Vor allem auf dem Arbeitsmarkt sind die Auswirkungen für viele Menschen bereits unmittelbar spürbar. In den letzten Monaten und Wochen erleben wir, dass in Sachen Mindestlohn zurzeit ein Überbietungswettbewerb von Parteien und Gewerkschaften stattfindet.

[Zuruf von Elke Breitenbach (Linksfraktion)]

Die Diskussion um einen möglichen Mindestlohn spaltet Deutschland. Schafft er Arbeitsplätze, oder vernichtet er Jobs?

[Zuruf von Elke Breitenbach (Linksfraktion)]
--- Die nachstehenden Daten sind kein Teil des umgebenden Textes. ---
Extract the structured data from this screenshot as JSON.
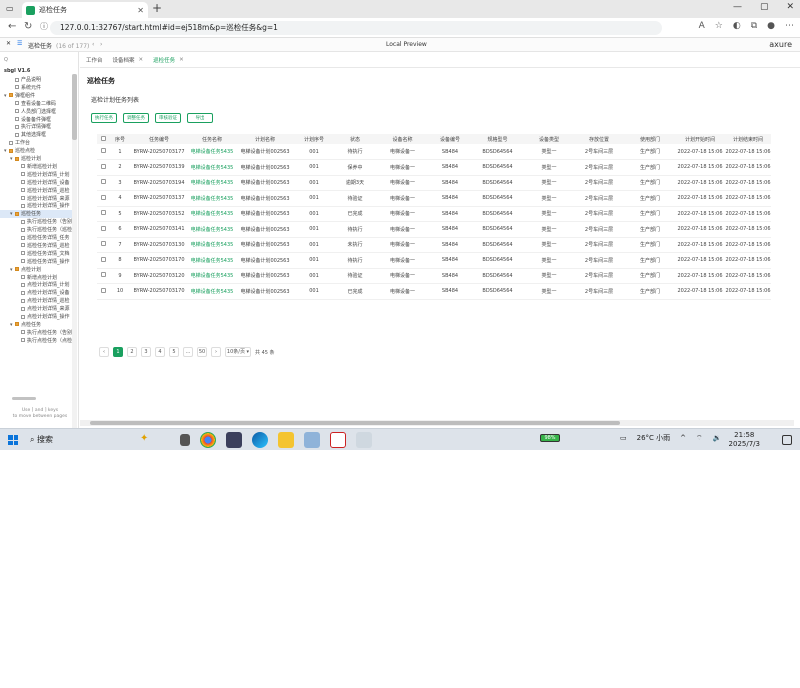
{
  "browser": {
    "tab_title": "巡检任务",
    "url": "127.0.0.1:32767/start.html#id=ej518m&p=巡检任务&g=1"
  },
  "axure": {
    "project": "巡检任务",
    "project_sub": "(16 of 177)",
    "center": "Local Preview",
    "logo": "axure"
  },
  "sidebar": {
    "search_placeholder": "Q",
    "title": "sbgl V1.6",
    "items": [
      {
        "label": "产品说明",
        "level": 1,
        "type": "page"
      },
      {
        "label": "系统元件",
        "level": 1,
        "type": "page"
      },
      {
        "label": "弹框组件",
        "level": 0,
        "type": "folder",
        "expanded": true
      },
      {
        "label": "查看设备二维码",
        "level": 1,
        "type": "page"
      },
      {
        "label": "人员部门选择框",
        "level": 1,
        "type": "page"
      },
      {
        "label": "设备备件弹框",
        "level": 1,
        "type": "page"
      },
      {
        "label": "执行详情弹框",
        "level": 1,
        "type": "page"
      },
      {
        "label": "其他选择框",
        "level": 1,
        "type": "page"
      },
      {
        "label": "工作台",
        "level": 0,
        "type": "page"
      },
      {
        "label": "巡检点检",
        "level": 0,
        "type": "folder",
        "expanded": true
      },
      {
        "label": "巡检计划",
        "level": 1,
        "type": "folder",
        "expanded": true
      },
      {
        "label": "新增巡检计划",
        "level": 2,
        "type": "page"
      },
      {
        "label": "巡检计划详情_计划",
        "level": 2,
        "type": "page"
      },
      {
        "label": "巡检计划详情_设备",
        "level": 2,
        "type": "page"
      },
      {
        "label": "巡检计划详情_巡检",
        "level": 2,
        "type": "page"
      },
      {
        "label": "巡检计划详情_来源",
        "level": 2,
        "type": "page"
      },
      {
        "label": "巡检计划详情_操作",
        "level": 2,
        "type": "page"
      },
      {
        "label": "巡检任务",
        "level": 1,
        "type": "folder",
        "active": true
      },
      {
        "label": "执行巡检任务（告别",
        "level": 2,
        "type": "page"
      },
      {
        "label": "执行巡检任务（巡检",
        "level": 2,
        "type": "page"
      },
      {
        "label": "巡检任务详情_任务",
        "level": 2,
        "type": "page"
      },
      {
        "label": "巡检任务详情_巡检",
        "level": 2,
        "type": "page"
      },
      {
        "label": "巡检任务详情_文档",
        "level": 2,
        "type": "page"
      },
      {
        "label": "巡检任务详情_操作",
        "level": 2,
        "type": "page"
      },
      {
        "label": "点检计划",
        "level": 1,
        "type": "folder",
        "expanded": true
      },
      {
        "label": "新增点检计划",
        "level": 2,
        "type": "page"
      },
      {
        "label": "点检计划详情_计划",
        "level": 2,
        "type": "page"
      },
      {
        "label": "点检计划详情_设备",
        "level": 2,
        "type": "page"
      },
      {
        "label": "点检计划详情_巡检",
        "level": 2,
        "type": "page"
      },
      {
        "label": "点检计划详情_来源",
        "level": 2,
        "type": "page"
      },
      {
        "label": "点检计划详情_操作",
        "level": 2,
        "type": "page"
      },
      {
        "label": "点检任务",
        "level": 1,
        "type": "folder",
        "expanded": true
      },
      {
        "label": "执行点检任务（告别",
        "level": 2,
        "type": "page"
      },
      {
        "label": "执行点检任务（点检",
        "level": 2,
        "type": "page"
      }
    ],
    "hint_line1": "Use [ and ] keys",
    "hint_line2": "to move between pages"
  },
  "content": {
    "tabs": [
      {
        "label": "工作台",
        "closable": false,
        "active": false
      },
      {
        "label": "设备档案",
        "closable": true,
        "active": false
      },
      {
        "label": "巡检任务",
        "closable": true,
        "active": true
      }
    ],
    "page_title": "巡检任务",
    "card_title": "巡检计划任务列表",
    "buttons": [
      "执行任务",
      "调整任务",
      "审核验证",
      "导出"
    ],
    "columns": [
      "序号",
      "任务编号",
      "任务名称",
      "计划名称",
      "计划序号",
      "状态",
      "设备名称",
      "设备编号",
      "规格型号",
      "设备类型",
      "存放位置",
      "使用部门",
      "计划开始时间",
      "计划结束时间"
    ],
    "rows": [
      [
        "1",
        "BYRW-20250703177",
        "电梯设备任务5435",
        "电梯设备计划002563",
        "001",
        "待执行",
        "电梯设备一",
        "SB484",
        "BDSD64564",
        "类型一",
        "2号车间三层",
        "生产部门",
        "2022-07-18 15:06",
        "2022-07-18 15:06"
      ],
      [
        "2",
        "BYRW-20250703139",
        "电梯设备任务5435",
        "电梯设备计划002563",
        "001",
        "保养中",
        "电梯设备一",
        "SB484",
        "BDSD64564",
        "类型一",
        "2号车间三层",
        "生产部门",
        "2022-07-18 15:06",
        "2022-07-18 15:06"
      ],
      [
        "3",
        "BYRW-20250703194",
        "电梯设备任务5435",
        "电梯设备计划002563",
        "001",
        "逾期3天",
        "电梯设备一",
        "SB484",
        "BDSD64564",
        "类型一",
        "2号车间三层",
        "生产部门",
        "2022-07-18 15:06",
        "2022-07-18 15:06"
      ],
      [
        "4",
        "BYRW-20250703137",
        "电梯设备任务5435",
        "电梯设备计划002563",
        "001",
        "待验证",
        "电梯设备一",
        "SB484",
        "BDSD64564",
        "类型一",
        "2号车间三层",
        "生产部门",
        "2022-07-18 15:06",
        "2022-07-18 15:06"
      ],
      [
        "5",
        "BYRW-20250703152",
        "电梯设备任务5435",
        "电梯设备计划002563",
        "001",
        "已完成",
        "电梯设备一",
        "SB484",
        "BDSD64564",
        "类型一",
        "2号车间三层",
        "生产部门",
        "2022-07-18 15:06",
        "2022-07-18 15:06"
      ],
      [
        "6",
        "BYRW-20250703141",
        "电梯设备任务5435",
        "电梯设备计划002563",
        "001",
        "待执行",
        "电梯设备一",
        "SB484",
        "BDSD64564",
        "类型一",
        "2号车间三层",
        "生产部门",
        "2022-07-18 15:06",
        "2022-07-18 15:06"
      ],
      [
        "7",
        "BYRW-20250703130",
        "电梯设备任务5435",
        "电梯设备计划002563",
        "001",
        "未执行",
        "电梯设备一",
        "SB484",
        "BDSD64564",
        "类型一",
        "2号车间三层",
        "生产部门",
        "2022-07-18 15:06",
        "2022-07-18 15:06"
      ],
      [
        "8",
        "BYRW-20250703170",
        "电梯设备任务5435",
        "电梯设备计划002563",
        "001",
        "待执行",
        "电梯设备一",
        "SB484",
        "BDSD64564",
        "类型一",
        "2号车间三层",
        "生产部门",
        "2022-07-18 15:06",
        "2022-07-18 15:06"
      ],
      [
        "9",
        "BYRW-20250703120",
        "电梯设备任务5435",
        "电梯设备计划002563",
        "001",
        "待验证",
        "电梯设备一",
        "SB484",
        "BDSD64564",
        "类型一",
        "2号车间三层",
        "生产部门",
        "2022-07-18 15:06",
        "2022-07-18 15:06"
      ],
      [
        "10",
        "BYRW-20250703170",
        "电梯设备任务5435",
        "电梯设备计划002563",
        "001",
        "已完成",
        "电梯设备一",
        "SB484",
        "BDSD64564",
        "类型一",
        "2号车间三层",
        "生产部门",
        "2022-07-18 15:06",
        "2022-07-18 15:06"
      ]
    ],
    "pager": {
      "prev": "‹",
      "pages": [
        "1",
        "2",
        "3",
        "4",
        "5"
      ],
      "ellipsis": "…",
      "last": "50",
      "next": "›",
      "page_size": "10条/页 ▾",
      "total": "共 45 条"
    }
  },
  "taskbar": {
    "search": "搜索",
    "battery": "98%",
    "weather": "26°C 小雨",
    "time": "21:58",
    "date": "2025/7/3"
  },
  "colors": {
    "accent": "#1aa05f",
    "sidebar_active": "#dce8f7"
  }
}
Sie hatten Zeit zu sprechen, Frau Breitenbach, jetzt lassen Sie mich auch reden!

[Beifall bei der CDU]

Arbeit ist für die CDU mehr als nur Existenzsicherung. Für uns ist Arbeit auch die Teilhabe an der Gesellschaft, deswegen bleibt Arbeit für alle Menschen unser oberstes Ziel. Ich möchte nicht falsch verstanden werden, die Berliner CDU-Fraktion akzeptiert keine Dumpinglöhne und keine sittenwidrigen Löhne. Dagegen muss etwas unternommen werden.

[Beifall bei der CDU]

Eine scheinheilige, aber populäre Diskussion um Hungerlöhne, um Mindestlöhne, führt uns zwangsläufig in eine Sackgasse.

[Zurufe von der Linksfraktion]

Wir sind der Überzeugung, dass der Staat nicht geeignet ist, bessere Lohnfindungen als die Tarifparteien vorzunehmen. Wir haben die Tarifautonomie in diesem Land eingeführt, wir stehen auch heute noch dazu.

[Elke Breitenbach (Linksfraktion) meldet sich zu einer Zwischenfrage.]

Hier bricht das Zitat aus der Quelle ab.